Overall, Kingsman is a movie that will please almost everyone who’s up for what its producers are putting down, but even though I can’t really fault it on any technical level, I’m still not in love with it. For me, what’s troubling is that the movie offers nothing in the way of an answer to the dilemma that it poses of overpopulation, instead leaving the problem and those answers for another day and a more ambitious story. Certainly nothing about Kingsman suggests that it’s the ideal platform for such heady topics, but that fact also undermines much of the movie’s sense of reality and, perhaps more importantly, danger in a genre that’s moved towards both of those sensibilities even in its most venerable franchises (i.e., Daniel Craig’s Bond). It poses two different stories concerning the idea of who’s special and who’s not, but offers only normal answers and a normal conclusion. It’s ultimately a movie that’s great at a few things, but doesn’t come close to being anything that really matters. While that takes a lot of the pressure off, allowing it to be a nice, entertaining movie, it’s, therefore, also lacking the edge it needs to push it beyond crowd pleaser and toward becoming anything truly special. I mean, sure, I loved Kingsman… like I love Fresca.

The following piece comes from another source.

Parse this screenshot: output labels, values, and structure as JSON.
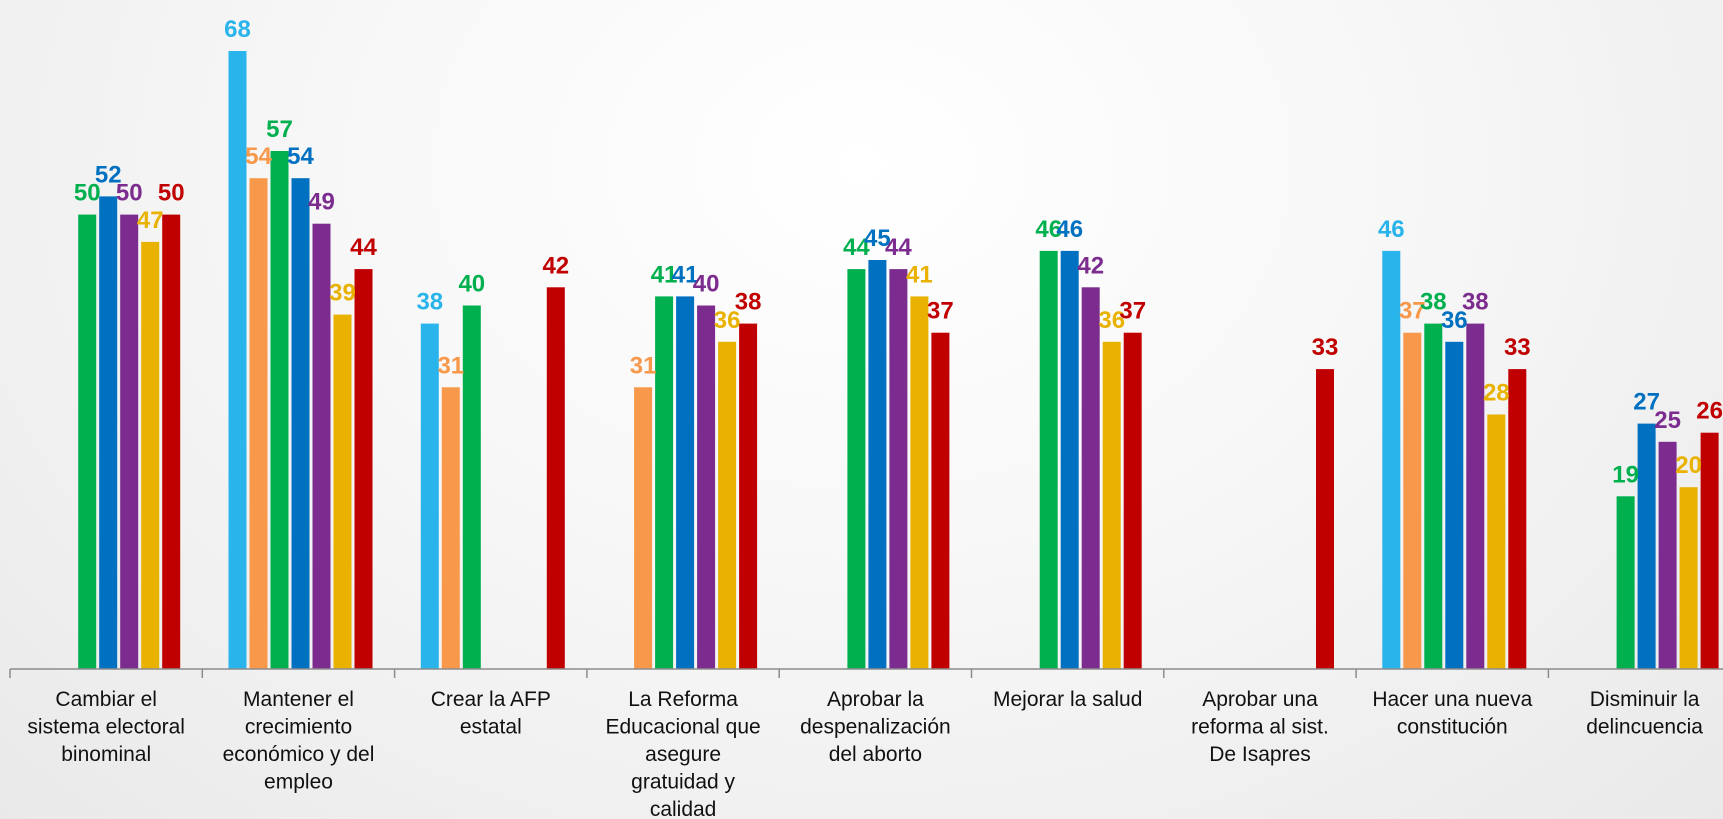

Thom’s Kingsman: The Secret Service final score: 7.5
On the Edge
- So Valentine’s plot revolves entirely around full-sized SIM cards that don’t fit in most modern smartphones?
- During the church riot, was anyone else wondering why there weren’t more guns? I mean, this is Kentucky we’re talking about.
- If one more person had fallen prey to somebody putting something in their drink, I think I would have screamed.
- So… where were the rest of the Kingsmen? Shouldn’t there have been, like, nine or ten others also attempting to save the world?
- So was Valentine planning to just keep his hands planted on the table until everyone was dead? That would’ve taken hours.
- I still don’t like the idea that the Kingsmen’s final test is killing their own dog. Not only is that more than a little distasteful, but it seems to go against one of their first lessons in the flooded sleeping quarters: teamwork.